I'm afraid to ask what shit she's talking about. I can't look dumb to Chapman senior Kristal. So I nod like I understand and we head to the first display. Immediately, I start reading the label. It only takes one line to clue me in. It's good old American racism right here on the home front. For the first time, I think about the difference in our skin colors. What goes through Kristal's head when she's reading about these horrors?

Huge black-and-white photographs show clusters of Japanese-American citizens locked behind barbed wire fences in internment camps. The camps look like they're made up of small, cheap buildings plopped on dry, dusty ground in the middle of freaking nowhere with mountaintops in the distant background.

Kristal points to the photos. “These were taken by Ansel Adams.”

I freeze. Should I know who Ansel Adams is?

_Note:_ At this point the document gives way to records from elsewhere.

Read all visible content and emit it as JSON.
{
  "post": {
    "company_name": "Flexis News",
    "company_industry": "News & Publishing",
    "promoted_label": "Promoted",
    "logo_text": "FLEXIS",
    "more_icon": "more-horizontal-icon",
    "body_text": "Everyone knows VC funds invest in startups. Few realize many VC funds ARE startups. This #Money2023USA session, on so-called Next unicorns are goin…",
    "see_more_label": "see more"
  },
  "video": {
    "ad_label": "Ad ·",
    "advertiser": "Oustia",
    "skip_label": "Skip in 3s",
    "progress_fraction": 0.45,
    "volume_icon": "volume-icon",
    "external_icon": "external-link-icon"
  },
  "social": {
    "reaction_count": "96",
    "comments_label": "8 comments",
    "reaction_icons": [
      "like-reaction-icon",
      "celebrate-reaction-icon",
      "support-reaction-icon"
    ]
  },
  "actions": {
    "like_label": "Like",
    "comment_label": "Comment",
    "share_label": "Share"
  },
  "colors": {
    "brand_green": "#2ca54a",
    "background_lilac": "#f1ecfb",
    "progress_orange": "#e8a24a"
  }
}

“He's that nature photographer,” Kristal explains, glancing at me with a slight frown. “He did all those black-and-white pictures of places like Yosemite.”

I can only shrug stupidly.

Kristal sighs and shakes her head. “Jesus, I sound like my mother.” She takes my hand and lifts it. “Slap me really hard, Cat.”

Laughing, we turn the corner to the next display. This one's bigger. It's got a TV monitor running a grainy black-and-white video that shows row upon row of women soldiers marching down an almost empty street. The women are wearing uniforms of long, double-breasted winter coats with hats that look like inverted canoes, tilted slightly to the side. Their arms and legs move in synchronized precision, heads held high.

The view changes and now the parade of women passes what looks like an English policeman. This new angle allows for a close-up of the women soldiers. Many of them are African American. My eyes move to the display's title: “The 6888th Central Postal Directory Battalion.”

“This is my favorite one,” Kristal says, holding up her hands in surrender. “I promise I'm not gonna say anything else except that these ladies truly rocked.”